- Elizabeth Vale Location in greater metropolitan Adelaide
- Coordinates: 34°44′56″S 138°39′40″E﻿ / ﻿34.749°S 138.661°E
- Country: Australia
- State: South Australia
- City: Adelaide
- LGAs: City of Playford; City of Salisbury;
- Established: 1955

Government
- • State electorate: Ramsay;
- • Federal division: Spence;

Population
- • Total: 4,331 (SAL 2021)
- Postcode: 5112
Suburbs around Elizabeth Vale
| Edinburgh | Elizabeth | Elizabeth East |
| Salisbury North | Elizabeth Vale | Hillbank |
| Salisbury | Salisbury Park | Greenwith |

= Elizabeth Vale =

Elizabeth Vale is a suburb in the northern extent of Adelaide, South Australia. It was established in 1955. Its main roads are Main North Road to the east and John Rice Avenue which bisects the suburb. The southern boundary is the northern bank of the Little Para River.

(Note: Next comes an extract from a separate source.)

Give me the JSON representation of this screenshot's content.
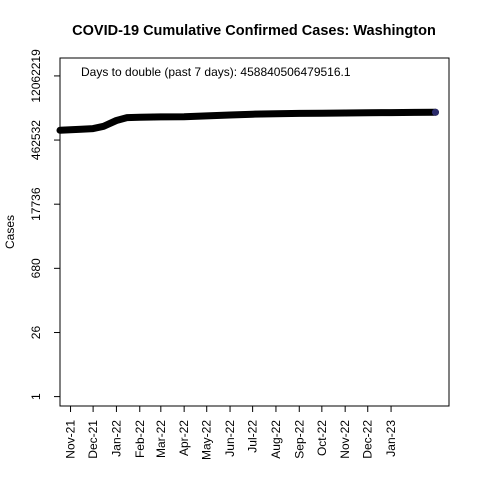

Elizabeth Vale has two hospitals, the Lyell McEwin Hospital, a public teaching hospital, and the private Central Districts Hospital.

==Demographics==
The 2021 Census by the Australian Bureau of Statistics counted 4,331 persons in the suburb of Elizabeth Vale on census night. Of these, 2,151 (49.7%) were male and 2,176 (50.3%) were female.

The majority of residents 2,355 (54.4%) were Australian born, with 306 (7.1%) born in England.

The age distribution of Elizabeth Vale residents is similar to that of the greater Australian population. 66.1% of residents were aged 25 or over in 2021, compared to the Australian average of 69.8%; and 33.9% were younger than 25 years, compared to the Australian average of 30.1%.